Odaya geldiğimizde başımı ağrıtan örtüden kurtuldum. Ardından ise Yiğit tokayı saçlarımdan çekince sarı buklelerim omuzlarımdan döküldü. Benim en sevdiğim yer ise parmakları arasında yerimi almamdı. Alnıma yaslanan dudakların soluğuna karıştı nefesim. Belki yine kaç gün bekleyeceğimi bilmediğim özlemle sarıldım ruhuna. Teslim olan bedenim sadece şu ana özel olsun istiyordum.

"Özür dilerim," dedi fısıltı ile.
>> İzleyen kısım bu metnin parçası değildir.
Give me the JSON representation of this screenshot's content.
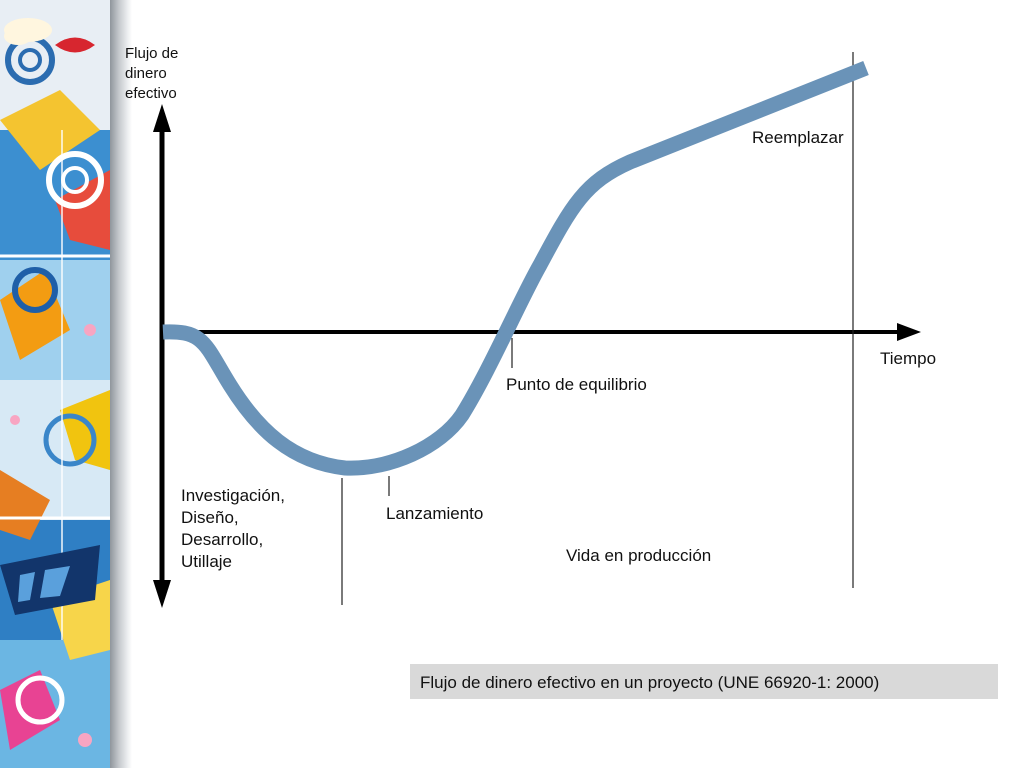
{
  "diagram": {
    "y_axis_label": [
      "Flujo de",
      "dinero",
      "efectivo"
    ],
    "x_axis_label": "Tiempo",
    "phase_labels": {
      "investigacion": [
        "Investigación,",
        "Diseño,",
        "Desarrollo,",
        "Utillaje"
      ],
      "lanzamiento": "Lanzamiento",
      "punto_equilibrio": "Punto de equilibrio",
      "vida_produccion": "Vida en producción",
      "reemplazar": "Reemplazar"
    }
  },
  "caption": "Flujo de dinero efectivo en un proyecto (UNE 66920-1: 2000)",
  "colors": {
    "curve": "#6a93b8",
    "axis": "#000000",
    "caption_background": "#d9d9d9"
  }
}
Özür dilemesi hiçbir şey ifade etmezken ben sadece başımı salladım ve ona soru sormadım.

...

Sabah uyandığımda başucumda gördüğüm papatyayla istemsizce yüzüm düştü. Yiğit'in olmayışıyla beraber yataktan söylenerek kalktım. Kızdığım nokta habersiz gidişleriydi. Adımlarımı sürükleye sürükleye banyoya çevirdim. Üzerimdeki yorgunluk bütün enerjimi alıp götürmüştü. Sadece yatmak istiyordum. İçeriye girdiğim an geri çıkmam bir oldu. Yiğit'i görmeyi beklemiyordum, hele ki böyle hiç beklemiyordum. Kendimi bir tuhaf hissetmemle beraber uykumun nasıl saniyeler içinde açıldığını öğrenmiş oldum. İçeriye girince gözlerimi kısıp sahte kızgınlıkla yüzüne baktım.

"Neden evdeyim diye haber vermiyorsun?" Güldü, öyle bir güldü ki çatılan kaşlarımın düzelmemesinin imkânı yoktu. "Beni bu kadar kolay sakinleştirmen haksızlık ama..." Yanıma gelip eliyle sırtıma baskı uygulayıp bedenimi bedenine çekti. Kokusuyla beraber çoktan kendimden geçmiştim bile.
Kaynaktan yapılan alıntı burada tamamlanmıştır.